Reading these words, this year in particular, they flew into my consciousness making a sort of intervention. I'd been focusing on academic work in such a way that it took up my mental attention even when I wasn't doing it. That meant I wasn't truly enjoying, in a leisure-soaked, truly en-joy-ing way, either my family life or prayer or, truth be told, my studies and teaching. I was reminded that our word school comes from the Latin word associated with "leisure." Thinking in a contracted and driven way about work, the work was being done in a spirit of scarcity and necessity, rather than in a space of freedom and gratitude.

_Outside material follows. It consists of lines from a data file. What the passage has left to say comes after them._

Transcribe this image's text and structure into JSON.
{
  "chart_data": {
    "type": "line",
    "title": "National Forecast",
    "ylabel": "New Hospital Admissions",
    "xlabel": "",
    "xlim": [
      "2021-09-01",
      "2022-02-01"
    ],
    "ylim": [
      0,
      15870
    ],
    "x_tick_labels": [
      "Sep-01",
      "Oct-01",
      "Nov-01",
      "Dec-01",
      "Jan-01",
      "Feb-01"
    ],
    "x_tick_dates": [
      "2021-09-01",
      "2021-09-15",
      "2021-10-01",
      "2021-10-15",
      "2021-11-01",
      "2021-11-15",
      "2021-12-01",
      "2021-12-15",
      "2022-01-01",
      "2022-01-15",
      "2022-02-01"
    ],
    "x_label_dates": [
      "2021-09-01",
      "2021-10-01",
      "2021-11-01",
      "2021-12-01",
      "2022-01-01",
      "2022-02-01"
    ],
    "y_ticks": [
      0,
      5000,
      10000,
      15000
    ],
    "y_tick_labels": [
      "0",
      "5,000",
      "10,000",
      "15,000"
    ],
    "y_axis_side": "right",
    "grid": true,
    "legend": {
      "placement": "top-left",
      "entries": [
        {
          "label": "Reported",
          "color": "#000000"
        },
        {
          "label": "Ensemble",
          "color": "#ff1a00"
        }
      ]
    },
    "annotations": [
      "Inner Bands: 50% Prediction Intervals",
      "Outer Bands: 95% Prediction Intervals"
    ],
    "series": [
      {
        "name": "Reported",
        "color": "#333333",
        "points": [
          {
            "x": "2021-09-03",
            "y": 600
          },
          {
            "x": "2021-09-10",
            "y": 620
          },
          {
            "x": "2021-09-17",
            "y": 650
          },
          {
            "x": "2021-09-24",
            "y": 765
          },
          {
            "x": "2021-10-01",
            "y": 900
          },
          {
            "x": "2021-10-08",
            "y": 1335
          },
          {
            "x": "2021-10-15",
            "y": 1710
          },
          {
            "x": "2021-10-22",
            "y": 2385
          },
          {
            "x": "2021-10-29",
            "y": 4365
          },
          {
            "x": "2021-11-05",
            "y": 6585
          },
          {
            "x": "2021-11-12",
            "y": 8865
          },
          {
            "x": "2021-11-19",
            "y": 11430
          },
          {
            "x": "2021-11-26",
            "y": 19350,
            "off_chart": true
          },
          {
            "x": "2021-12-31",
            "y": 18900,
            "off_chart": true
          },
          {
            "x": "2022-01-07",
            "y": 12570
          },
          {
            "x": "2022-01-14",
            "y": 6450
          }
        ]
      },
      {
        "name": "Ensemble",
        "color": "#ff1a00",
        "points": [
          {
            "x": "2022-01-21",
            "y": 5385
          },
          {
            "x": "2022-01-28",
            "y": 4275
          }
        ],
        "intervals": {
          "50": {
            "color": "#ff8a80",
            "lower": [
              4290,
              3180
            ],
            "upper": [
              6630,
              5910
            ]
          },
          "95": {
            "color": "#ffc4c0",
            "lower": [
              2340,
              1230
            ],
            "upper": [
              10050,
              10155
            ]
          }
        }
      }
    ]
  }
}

I know I'm not the only one who's been there, whatever one's line of work may be.
Realizing the spirit in which I was operating led me to write one of those five minute reprioritizations of life in the five minutes before class one morning. The most important aspect of it is my commitment to ground my soul in the leisure of contemplation of God and enjoyment of my wife and kids, and to pursue work from that posture of divine groundedness, gratitude and joy.
The high level theological provocateurs, Paul J. Griffiths and David Bentley Hart, recently fired back and forth over just this issue. (Read the exchange here and here.) Griffiths, elegantly astringent as ever, argues against leisure on behalf of ora et labora, prayer and work; Hart comes to leisure's defense, pleading the wine-bibbing, work-light ethos of the New Testament Christians. In addition to all the other considerable merits of these authors and this exchange, those among my readers who serve as United Methodist pastors (or pastors in any tradition) might find much to ponder in relation to the way pastoral ministry is thought about, framed and pursued. That's to say, insofar as Hart's right about the New Testament, the health of certain aspects of Wesley's own ethos and example (which still lives in Methodists, you might have noticed) is called into question.
As Teresa of Avila teaches, one may have both Mary and Martha — the archetypal contemplative life and the archetypal active life — present and integrated in oneself. One's life is then a gift floating, free and blessed, on the sea of the divine eternity.
* Bonaventure: The Classics of Western Spirituality (Mahwah: Paulist Press, 1978), 303.